June 22, 2021
When I opened yesterday’s newspaper the front-page story was on a petition asking one of the large grocery stores to not discard unwanted plants. Bryce Capocelli of Barling heard from a friend that plants were being dumped in Sallisaw, Oklahoma, and when he asked his local store if they did the same, he was told they did. On May 20, Capocelli launched a petition on Change.org, asking the grocery chain to change its policy of disposing non-sellable or out-of-season plants and instead donate the plants to non-profits which can use them to feed the poor. Capocelli’s petition states, “One tomato plant can yield up to 20 pounds of fruit per season. Imagine how many people (the store) could stop from going hungry just by making a small change.” Over 79,000 people have signed the petition as of June 16, with responses coming from across the US.

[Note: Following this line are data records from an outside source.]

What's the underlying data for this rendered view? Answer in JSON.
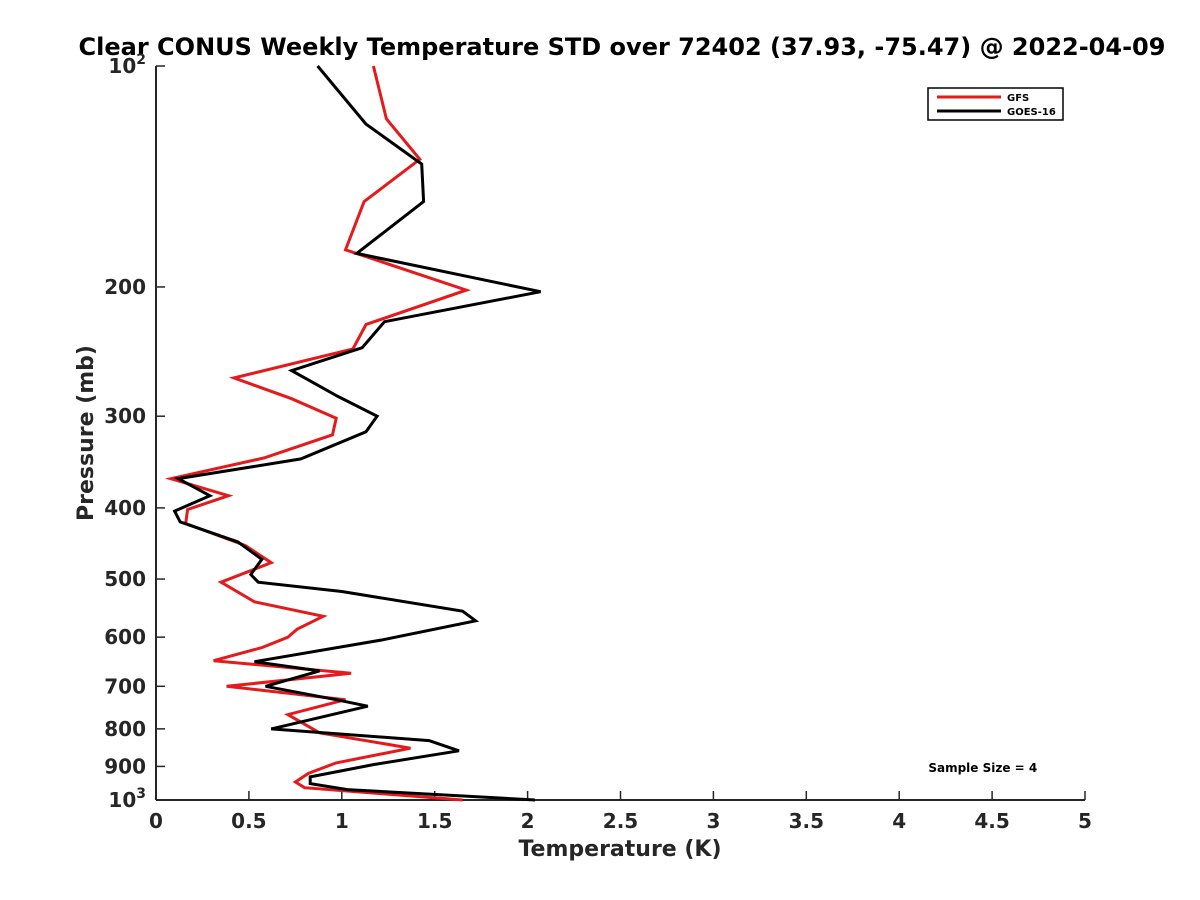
{
  "chart_data": {
    "type": "line",
    "title": "Clear CONUS Weekly Temperature STD over 72402 (37.93, -75.47) @ 2022-04-09",
    "xlabel": "Temperature (K)",
    "ylabel": "Pressure (mb)",
    "xlim": [
      0,
      5
    ],
    "ylim": [
      100,
      1000
    ],
    "y_scale": "log",
    "y_reversed": true,
    "grid": false,
    "legend_position": "top-right",
    "x_ticks": [
      {
        "value": 0,
        "label": "0"
      },
      {
        "value": 0.5,
        "label": "0.5"
      },
      {
        "value": 1,
        "label": "1"
      },
      {
        "value": 1.5,
        "label": "1.5"
      },
      {
        "value": 2,
        "label": "2"
      },
      {
        "value": 2.5,
        "label": "2.5"
      },
      {
        "value": 3,
        "label": "3"
      },
      {
        "value": 3.5,
        "label": "3.5"
      },
      {
        "value": 4,
        "label": "4"
      },
      {
        "value": 4.5,
        "label": "4.5"
      },
      {
        "value": 5,
        "label": "5"
      }
    ],
    "y_ticks": [
      {
        "value": 100,
        "label": "10",
        "sup": "2"
      },
      {
        "value": 200,
        "label": "200",
        "sup": ""
      },
      {
        "value": 300,
        "label": "300",
        "sup": ""
      },
      {
        "value": 400,
        "label": "400",
        "sup": ""
      },
      {
        "value": 500,
        "label": "500",
        "sup": ""
      },
      {
        "value": 600,
        "label": "600",
        "sup": ""
      },
      {
        "value": 700,
        "label": "700",
        "sup": ""
      },
      {
        "value": 800,
        "label": "800",
        "sup": ""
      },
      {
        "value": 900,
        "label": "900",
        "sup": ""
      },
      {
        "value": 1000,
        "label": "10",
        "sup": "3"
      }
    ],
    "series": [
      {
        "name": "GFS",
        "color": "#e41a1c",
        "points": [
          [
            1.17,
            100
          ],
          [
            1.24,
            118
          ],
          [
            1.42,
            134
          ],
          [
            1.12,
            153
          ],
          [
            1.02,
            178
          ],
          [
            1.67,
            202
          ],
          [
            1.13,
            225
          ],
          [
            1.06,
            243
          ],
          [
            0.42,
            266
          ],
          [
            0.73,
            284
          ],
          [
            0.97,
            302
          ],
          [
            0.95,
            318
          ],
          [
            0.58,
            342
          ],
          [
            0.08,
            365
          ],
          [
            0.39,
            385
          ],
          [
            0.17,
            402
          ],
          [
            0.16,
            420
          ],
          [
            0.48,
            450
          ],
          [
            0.62,
            475
          ],
          [
            0.35,
            505
          ],
          [
            0.53,
            537
          ],
          [
            0.9,
            562
          ],
          [
            0.76,
            585
          ],
          [
            0.71,
            600
          ],
          [
            0.57,
            620
          ],
          [
            0.31,
            646
          ],
          [
            1.05,
            672
          ],
          [
            0.38,
            700
          ],
          [
            1.02,
            730
          ],
          [
            0.71,
            765
          ],
          [
            0.88,
            810
          ],
          [
            1.37,
            850
          ],
          [
            0.97,
            890
          ],
          [
            0.82,
            920
          ],
          [
            0.75,
            945
          ],
          [
            0.8,
            962
          ],
          [
            1.65,
            1000
          ]
        ]
      },
      {
        "name": "GOES-16",
        "color": "#000000",
        "points": [
          [
            0.87,
            100
          ],
          [
            1.13,
            120
          ],
          [
            1.43,
            136
          ],
          [
            1.44,
            153
          ],
          [
            1.08,
            180
          ],
          [
            2.07,
            203
          ],
          [
            1.23,
            223
          ],
          [
            1.11,
            242
          ],
          [
            0.73,
            260
          ],
          [
            0.98,
            282
          ],
          [
            1.19,
            300
          ],
          [
            1.13,
            315
          ],
          [
            0.78,
            343
          ],
          [
            0.12,
            365
          ],
          [
            0.29,
            385
          ],
          [
            0.1,
            404
          ],
          [
            0.13,
            418
          ],
          [
            0.44,
            445
          ],
          [
            0.57,
            470
          ],
          [
            0.51,
            493
          ],
          [
            0.55,
            505
          ],
          [
            1.0,
            520
          ],
          [
            1.65,
            553
          ],
          [
            1.72,
            570
          ],
          [
            1.22,
            605
          ],
          [
            0.53,
            648
          ],
          [
            0.88,
            667
          ],
          [
            0.59,
            700
          ],
          [
            0.97,
            730
          ],
          [
            1.14,
            745
          ],
          [
            0.62,
            800
          ],
          [
            1.47,
            830
          ],
          [
            1.63,
            857
          ],
          [
            1.17,
            895
          ],
          [
            0.83,
            930
          ],
          [
            0.83,
            950
          ],
          [
            1.03,
            968
          ],
          [
            2.04,
            1000
          ]
        ]
      }
    ],
    "annotations": [
      {
        "text": "Sample Size = 4",
        "x": 4.45,
        "y": 905
      }
    ]
  }
}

Every year, grocery stores discard more than 43 billion pounds of food (not including plants!). Much of the food is technically edible, but most large grocery chains limit what food gets donated out of fear of litigation from vague laws and regulations. Food banks or charitable organizations could evaluate the quality of the product prior to redistribution and determine whether it is edible. In our litigious society large corporations are hesitant to donate items that could be deemed questionable. There is some legal protection for those who donate under the Bill Emerson Good Samaritan Food Donation Act (BEGSFDA). That act was put into law to encourage the donation of “food and grocery products to nonprofit organizations for distribution to needy individuals”. It seems like a good idea.
Responding to a request for comment on the petition, a spokesperson highlighted the efforts of the company to meet its sustainability goals. They are looking for ways to recycle rather than discard plant waste in select locations. This is part of the companies zero waste strategy, which calls for diversion of approximately 80 percent of waste, including food waste, from landfills and incineration. The goal is to create zero waste in the US operations by 2025. Last year the company donated more than 627 million pounds of food in the US alone. Inedible food is converted to animal feed, compost, or energy. In 2020, more than 950 million pounds of discard went through these programs. That leaves a lot of discard, and it does not address the petition on plant discard.

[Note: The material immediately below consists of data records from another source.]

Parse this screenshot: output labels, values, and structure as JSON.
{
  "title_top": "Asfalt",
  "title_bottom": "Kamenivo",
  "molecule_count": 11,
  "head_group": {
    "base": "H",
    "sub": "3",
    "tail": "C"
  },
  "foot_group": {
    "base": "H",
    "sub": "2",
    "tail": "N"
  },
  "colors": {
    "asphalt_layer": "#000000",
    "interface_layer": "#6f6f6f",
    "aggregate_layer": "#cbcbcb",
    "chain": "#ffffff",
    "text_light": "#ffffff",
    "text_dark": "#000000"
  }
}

Thoughts: The BEGSFDA is a federal mandate that requires States to adopt legislation to protect those who donate (not discard) food in good faith from civil or criminal liability should the donated food later cause harm to recipients. On Dec. 20, 2018, the Agriculture Improvement Act of 2018 (Farm Bill) was signed into law. The Bill directs the USDA to issue guidance to promote awareness of donations of wholesome food by qualified donors protected under the Child Nutrition Act of 1966 (GSFDA). This guidance only applies to privately donated foods provided to The Emergency Food Assistance Program state and eligible recipient agencies. It is daunting to even read this explanation paragraph. Like so many good intentions, we are content to let the courts figure out what it means. It is easier to discard what cannot be sold. Do the work. Change is coming and it starts with you.